As performance needs grow beyond the performance capacity of three HSMs, it often makes sense to define a second independent group of application servers and HSMs to further isolate applications from any single point of failure. This has the added advantage of facilitating the distribution of HSM and application sets in different data centers.

 

Network Requirements

The network topography of the HA group is generally not important to the proper functioning of the group. As long as the client has a network path to each member the HA logic will function. Keep in mind that having a varying range of latencies between the client and each HA member causes a command scheduling bias towards the low-latency members. It also implies that commands scheduled on the long-latency devices have a larger overall latency associated with each command. In this case, the command latency is a characteristic of the network; to achieve uniform load distribution ensure that latencies to each device in the group are similar (or use standby mode). Gigabit Ethernet network connections are recommended.

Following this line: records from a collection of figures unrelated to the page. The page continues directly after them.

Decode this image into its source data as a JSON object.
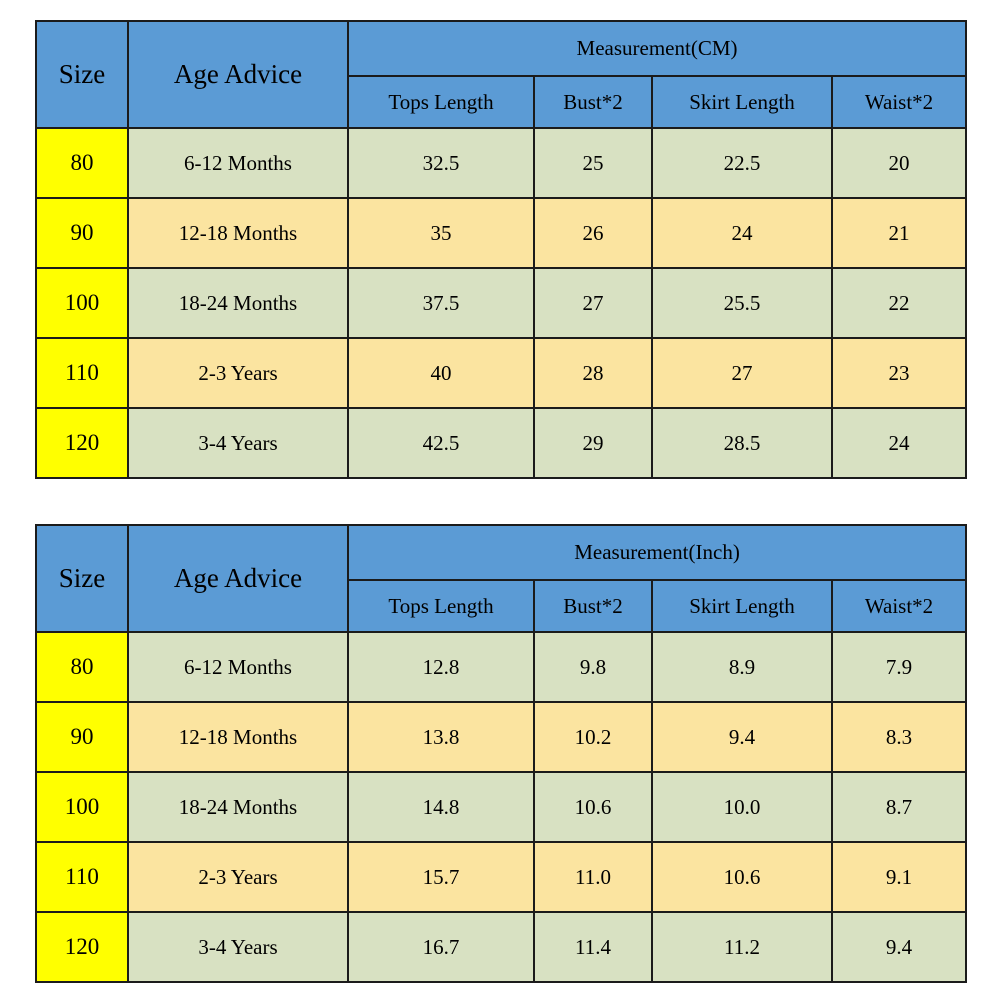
{
  "colors": {
    "header_blue": "#5b9bd5",
    "size_yellow": "#ffff00",
    "row_green": "#d8e1c2",
    "row_cream": "#fbe4a0",
    "border": "#1b1b1b"
  },
  "chart_data": [
    {
      "type": "table",
      "group_header": "Measurement(CM)",
      "header": {
        "size": "Size",
        "age": "Age Advice"
      },
      "measure_columns": [
        "Tops Length",
        "Bust*2",
        "Skirt Length",
        "Waist*2"
      ],
      "rows": [
        {
          "size": "80",
          "age": "6-12 Months",
          "values": [
            "32.5",
            "25",
            "22.5",
            "20"
          ]
        },
        {
          "size": "90",
          "age": "12-18 Months",
          "values": [
            "35",
            "26",
            "24",
            "21"
          ]
        },
        {
          "size": "100",
          "age": "18-24 Months",
          "values": [
            "37.5",
            "27",
            "25.5",
            "22"
          ]
        },
        {
          "size": "110",
          "age": "2-3 Years",
          "values": [
            "40",
            "28",
            "27",
            "23"
          ]
        },
        {
          "size": "120",
          "age": "3-4 Years",
          "values": [
            "42.5",
            "29",
            "28.5",
            "24"
          ]
        }
      ]
    },
    {
      "type": "table",
      "group_header": "Measurement(Inch)",
      "header": {
        "size": "Size",
        "age": "Age Advice"
      },
      "measure_columns": [
        "Tops Length",
        "Bust*2",
        "Skirt Length",
        "Waist*2"
      ],
      "rows": [
        {
          "size": "80",
          "age": "6-12 Months",
          "values": [
            "12.8",
            "9.8",
            "8.9",
            "7.9"
          ]
        },
        {
          "size": "90",
          "age": "12-18 Months",
          "values": [
            "13.8",
            "10.2",
            "9.4",
            "8.3"
          ]
        },
        {
          "size": "100",
          "age": "18-24 Months",
          "values": [
            "14.8",
            "10.6",
            "10.0",
            "8.7"
          ]
        },
        {
          "size": "110",
          "age": "2-3 Years",
          "values": [
            "15.7",
            "11.0",
            "10.6",
            "9.1"
          ]
        },
        {
          "size": "120",
          "age": "3-4 Years",
          "values": [
            "16.7",
            "11.4",
            "11.2",
            "9.4"
          ]
        }
      ]
    }
  ]
}
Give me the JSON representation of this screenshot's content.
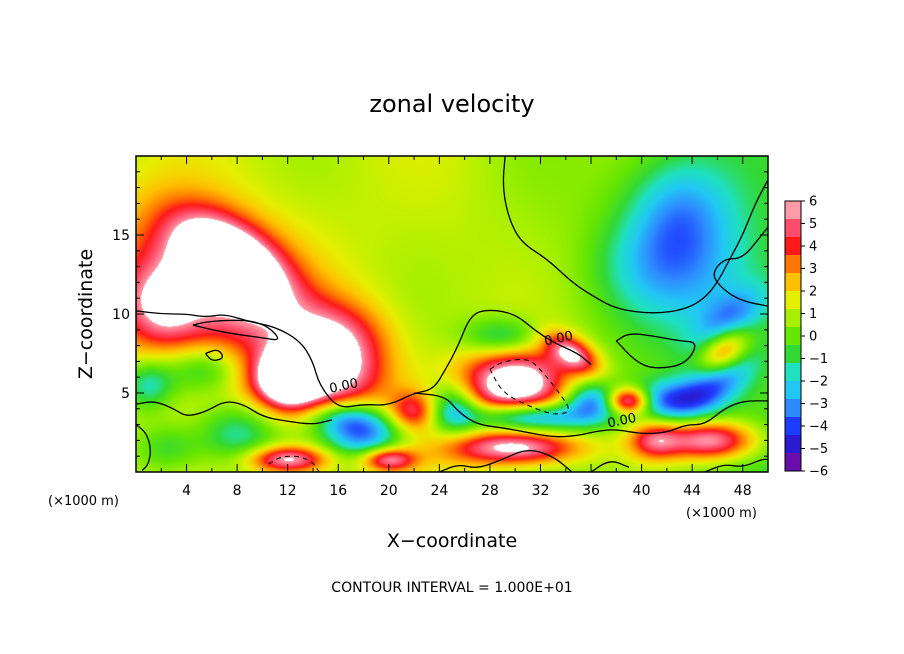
{
  "chart_data": {
    "type": "heatmap",
    "title": "zonal velocity",
    "xlabel": "X−coordinate",
    "ylabel": "Z−coordinate",
    "x_unit": "(×1000 m)",
    "y_unit": "(×1000 m)",
    "xlim": [
      0,
      50
    ],
    "ylim": [
      0,
      20
    ],
    "x_ticks": [
      4,
      8,
      12,
      16,
      20,
      24,
      28,
      32,
      36,
      40,
      44,
      48
    ],
    "y_ticks": [
      5,
      10,
      15
    ],
    "colorbar": {
      "ticks": [
        6,
        5,
        4,
        3,
        2,
        1,
        0,
        -1,
        -2,
        -3,
        -4,
        -5,
        -6
      ],
      "tick_labels": [
        "6",
        "5",
        "4",
        "3",
        "2",
        "1",
        "0",
        "−1",
        "−2",
        "−3",
        "−4",
        "−5",
        "−6"
      ],
      "range": [
        -6,
        6
      ],
      "colors": [
        "#6a0dad",
        "#2a1bd1",
        "#1e3cff",
        "#2e8bff",
        "#22c7f5",
        "#1fe0c0",
        "#33d933",
        "#66e600",
        "#a6f000",
        "#e6ef00",
        "#ffc000",
        "#ff7700",
        "#ff1a1a",
        "#ff4d6a",
        "#ff9aa8"
      ],
      "over_color": "#ffffff",
      "under_color": "#ffffff"
    },
    "contour_labels": [
      {
        "text": "0.00",
        "x": 16.5,
        "z": 5.2
      },
      {
        "text": "0.00",
        "x": 33.5,
        "z": 8.2
      },
      {
        "text": "0.00",
        "x": 38.5,
        "z": 3.0
      }
    ],
    "footer": "CONTOUR INTERVAL = 1.000E+01",
    "features": [
      {
        "x": 7.5,
        "z": 13.3,
        "value": 7.0,
        "sx": 4.5,
        "sz": 2.2,
        "rot": -0.45
      },
      {
        "x": 6.0,
        "z": 11.5,
        "value": 4.5,
        "sx": 7.0,
        "sz": 4.5,
        "rot": -0.3
      },
      {
        "x": 2.0,
        "z": 10.5,
        "value": 3.5,
        "sx": 3.0,
        "sz": 2.5,
        "rot": 0
      },
      {
        "x": 12.0,
        "z": 6.0,
        "value": 6.5,
        "sx": 2.0,
        "sz": 1.5,
        "rot": 0
      },
      {
        "x": 15.5,
        "z": 8.0,
        "value": 5.0,
        "sx": 4.0,
        "sz": 2.5,
        "rot": 0
      },
      {
        "x": 14.0,
        "z": 5.5,
        "value": 4.0,
        "sx": 5.0,
        "sz": 2.0,
        "rot": 0
      },
      {
        "x": 22.0,
        "z": 3.8,
        "value": 4.0,
        "sx": 2.0,
        "sz": 1.2,
        "rot": 0
      },
      {
        "x": 30.0,
        "z": 5.5,
        "value": 7.0,
        "sx": 4.0,
        "sz": 2.2,
        "rot": 0
      },
      {
        "x": 34.5,
        "z": 7.5,
        "value": 5.0,
        "sx": 2.2,
        "sz": 1.0,
        "rot": -0.4
      },
      {
        "x": 39.0,
        "z": 4.5,
        "value": 6.5,
        "sx": 1.6,
        "sz": 0.8,
        "rot": 0
      },
      {
        "x": 46.5,
        "z": 7.5,
        "value": 6.5,
        "sx": 2.2,
        "sz": 1.3,
        "rot": 0.5
      },
      {
        "x": 45.5,
        "z": 2.0,
        "value": 6.0,
        "sx": 3.5,
        "sz": 1.2,
        "rot": 0
      },
      {
        "x": 30.0,
        "z": 1.5,
        "value": 5.5,
        "sx": 5.0,
        "sz": 1.0,
        "rot": 0
      },
      {
        "x": 12.0,
        "z": 0.8,
        "value": 5.5,
        "sx": 3.0,
        "sz": 0.8,
        "rot": 0
      },
      {
        "x": 20.0,
        "z": 0.8,
        "value": 5.0,
        "sx": 2.0,
        "sz": 0.7,
        "rot": 0
      },
      {
        "x": 41.0,
        "z": 2.0,
        "value": 4.0,
        "sx": 2.0,
        "sz": 1.2,
        "rot": 0
      },
      {
        "x": 43.0,
        "z": 16.5,
        "value": -3.0,
        "sx": 4.0,
        "sz": 3.5,
        "rot": 0
      },
      {
        "x": 45.0,
        "z": 12.0,
        "value": -2.0,
        "sx": 5.0,
        "sz": 4.0,
        "rot": 0
      },
      {
        "x": 40.0,
        "z": 13.0,
        "value": -1.5,
        "sx": 4.0,
        "sz": 3.0,
        "rot": 0
      },
      {
        "x": 18.0,
        "z": 2.5,
        "value": -5.0,
        "sx": 3.0,
        "sz": 1.5,
        "rot": 0
      },
      {
        "x": 25.0,
        "z": 4.0,
        "value": -4.0,
        "sx": 2.0,
        "sz": 1.5,
        "rot": 0
      },
      {
        "x": 31.0,
        "z": 3.5,
        "value": -5.5,
        "sx": 4.5,
        "sz": 0.9,
        "rot": 0
      },
      {
        "x": 36.0,
        "z": 4.5,
        "value": -4.0,
        "sx": 2.0,
        "sz": 1.2,
        "rot": 0
      },
      {
        "x": 29.0,
        "z": 8.5,
        "value": -3.0,
        "sx": 3.0,
        "sz": 1.2,
        "rot": 0
      },
      {
        "x": 46.0,
        "z": 6.0,
        "value": -5.0,
        "sx": 3.0,
        "sz": 1.5,
        "rot": 0.5
      },
      {
        "x": 47.0,
        "z": 9.5,
        "value": -3.0,
        "sx": 3.0,
        "sz": 1.5,
        "rot": 0.5
      },
      {
        "x": 42.0,
        "z": 4.5,
        "value": -4.0,
        "sx": 3.0,
        "sz": 1.2,
        "rot": 0
      },
      {
        "x": 5.5,
        "z": 6.5,
        "value": -3.0,
        "sx": 3.0,
        "sz": 1.5,
        "rot": 0
      },
      {
        "x": 1.0,
        "z": 5.5,
        "value": -3.0,
        "sx": 2.0,
        "sz": 1.5,
        "rot": 0
      },
      {
        "x": 8.0,
        "z": 2.5,
        "value": -3.0,
        "sx": 3.0,
        "sz": 2.0,
        "rot": 0
      },
      {
        "x": 2.5,
        "z": 1.5,
        "value": -2.0,
        "sx": 2.5,
        "sz": 1.5,
        "rot": 0
      },
      {
        "x": 16.0,
        "z": 3.5,
        "value": -2.5,
        "sx": 2.5,
        "sz": 1.0,
        "rot": 0
      }
    ],
    "zero_contours": [
      [
        [
          29.2,
          20
        ],
        [
          29.0,
          18
        ],
        [
          29.5,
          16
        ],
        [
          30.5,
          14.5
        ],
        [
          32.5,
          13.5
        ],
        [
          34.5,
          12.0
        ],
        [
          36.0,
          11.2
        ],
        [
          38.0,
          10.3
        ],
        [
          41.0,
          10.0
        ],
        [
          43.5,
          10.3
        ],
        [
          45.0,
          11.0
        ],
        [
          46.0,
          12.0
        ],
        [
          47.0,
          13.5
        ],
        [
          48.0,
          15.0
        ],
        [
          49.0,
          17.0
        ],
        [
          50,
          18.5
        ]
      ],
      [
        [
          50,
          10.5
        ],
        [
          48.0,
          10.8
        ],
        [
          46.5,
          11.5
        ],
        [
          45.5,
          12.5
        ],
        [
          46.5,
          13.5
        ],
        [
          48.0,
          13.5
        ],
        [
          49.5,
          15.0
        ],
        [
          50,
          15.5
        ]
      ],
      [
        [
          0,
          10.2
        ],
        [
          2.0,
          10.0
        ],
        [
          4.0,
          10.0
        ],
        [
          5.5,
          9.8
        ],
        [
          7.0,
          10.0
        ],
        [
          9.0,
          9.5
        ],
        [
          11.0,
          9.2
        ],
        [
          13.0,
          8.3
        ],
        [
          14.0,
          7.0
        ],
        [
          14.5,
          5.5
        ],
        [
          16.0,
          4.0
        ],
        [
          18.0,
          4.3
        ],
        [
          20.0,
          4.2
        ],
        [
          22.0,
          5.0
        ],
        [
          23.5,
          5.2
        ],
        [
          24.5,
          6.5
        ],
        [
          25.5,
          8.0
        ],
        [
          26.5,
          10.0
        ],
        [
          28.0,
          10.3
        ],
        [
          30.0,
          10.0
        ],
        [
          31.5,
          9.0
        ],
        [
          33.0,
          8.2
        ],
        [
          35.0,
          7.5
        ],
        [
          36.0,
          6.8
        ]
      ],
      [
        [
          0,
          4.3
        ],
        [
          1.5,
          4.5
        ],
        [
          3.0,
          4.0
        ],
        [
          4.0,
          3.5
        ],
        [
          5.5,
          3.8
        ],
        [
          7.0,
          4.5
        ],
        [
          8.5,
          4.3
        ],
        [
          10.0,
          3.5
        ],
        [
          12.0,
          3.2
        ],
        [
          14.0,
          3.0
        ],
        [
          15.5,
          3.3
        ]
      ],
      [
        [
          4.5,
          9.3
        ],
        [
          6.0,
          9.0
        ],
        [
          8.0,
          8.7
        ],
        [
          10.0,
          8.5
        ],
        [
          11.5,
          8.3
        ],
        [
          10.5,
          9.2
        ],
        [
          9.0,
          9.6
        ],
        [
          7.0,
          9.6
        ],
        [
          5.5,
          9.5
        ],
        [
          4.5,
          9.3
        ]
      ],
      [
        [
          22.0,
          5.0
        ],
        [
          24.5,
          4.8
        ],
        [
          25.5,
          3.8
        ],
        [
          27.0,
          3.0
        ],
        [
          29.0,
          2.8
        ],
        [
          31.0,
          2.5
        ],
        [
          33.0,
          2.2
        ],
        [
          35.0,
          2.3
        ],
        [
          36.5,
          2.6
        ],
        [
          38.0,
          2.7
        ],
        [
          40.0,
          2.4
        ],
        [
          42.0,
          2.5
        ],
        [
          43.5,
          3.0
        ],
        [
          45.0,
          3.0
        ],
        [
          46.5,
          4.0
        ],
        [
          48.0,
          4.5
        ],
        [
          50,
          4.5
        ]
      ],
      [
        [
          38.0,
          8.3
        ],
        [
          39.0,
          8.8
        ],
        [
          41.0,
          8.6
        ],
        [
          43.0,
          8.3
        ],
        [
          44.5,
          8.2
        ],
        [
          43.5,
          6.8
        ],
        [
          41.0,
          6.5
        ],
        [
          39.5,
          7.0
        ],
        [
          38.0,
          8.3
        ]
      ],
      [
        [
          5.5,
          7.5
        ],
        [
          6.5,
          7.8
        ],
        [
          7.0,
          7.2
        ],
        [
          6.0,
          7.0
        ],
        [
          5.5,
          7.5
        ]
      ],
      [
        [
          0.5,
          0.1
        ],
        [
          1.0,
          0.5
        ],
        [
          1.2,
          1.5
        ],
        [
          0.8,
          2.5
        ],
        [
          0,
          3.0
        ]
      ],
      [
        [
          24.0,
          0
        ],
        [
          25.5,
          0.5
        ],
        [
          27.0,
          0.2
        ],
        [
          29.0,
          0.8
        ],
        [
          31.0,
          1.5
        ],
        [
          33.0,
          1.0
        ],
        [
          34.5,
          0.0
        ]
      ],
      [
        [
          36.0,
          0
        ],
        [
          37.5,
          0.8
        ],
        [
          39.0,
          0.3
        ]
      ],
      [
        [
          45.0,
          0
        ],
        [
          46.5,
          0.5
        ],
        [
          48.0,
          0.3
        ],
        [
          49.5,
          0.8
        ],
        [
          50,
          0.8
        ]
      ]
    ],
    "dashed_contours": [
      [
        [
          28.0,
          6.5
        ],
        [
          29.0,
          7.0
        ],
        [
          31.0,
          7.2
        ],
        [
          32.0,
          6.5
        ],
        [
          33.5,
          5.0
        ],
        [
          34.5,
          3.8
        ],
        [
          33.0,
          3.6
        ],
        [
          31.0,
          4.2
        ],
        [
          29.0,
          5.0
        ],
        [
          28.0,
          6.5
        ]
      ],
      [
        [
          10.5,
          0.5
        ],
        [
          11.5,
          1.0
        ],
        [
          13.0,
          1.0
        ],
        [
          14.0,
          0.6
        ],
        [
          14.5,
          0
        ]
      ]
    ]
  }
}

Upgrading and Redundancy and Rotation

For SafeNet Network HSM HA function we suggest that all SafeNet Network HSM appliances in an HA group be at the same appliance software and firmware level. The issue is not about firmware level, per se - what might happen is that a newer firmware could contain newer algorithms that are not supported in the replaced firmware. If your client is configured to take advantage of newer/better algorithms when they become available, it might do so while one member of an HA group has new firmware, but another member has not yet been updated, and therefore does not yet support the requested algorithm. The client might not be able to interpret the resulting imbalance. Therefore, when you intend to upgrade/update any of the SafeNet Network HSM units in an HA group, or when you intend to upgrade/update the SafeNet Network HSM Client software, you might schedule some downtime for your application, if you anticipate a problem.

If the application is so critical that you cannot permit that much scheduled downtime, then you can set up a second complete set of Client computer and associated HA group. One set can service the application load while the other set is being upgraded or otherwise maintained. For such up-time-critical applications, you might already have such a backup set of Client-plus-HA-group that you would rotate in and out of service during regular maintenance windows.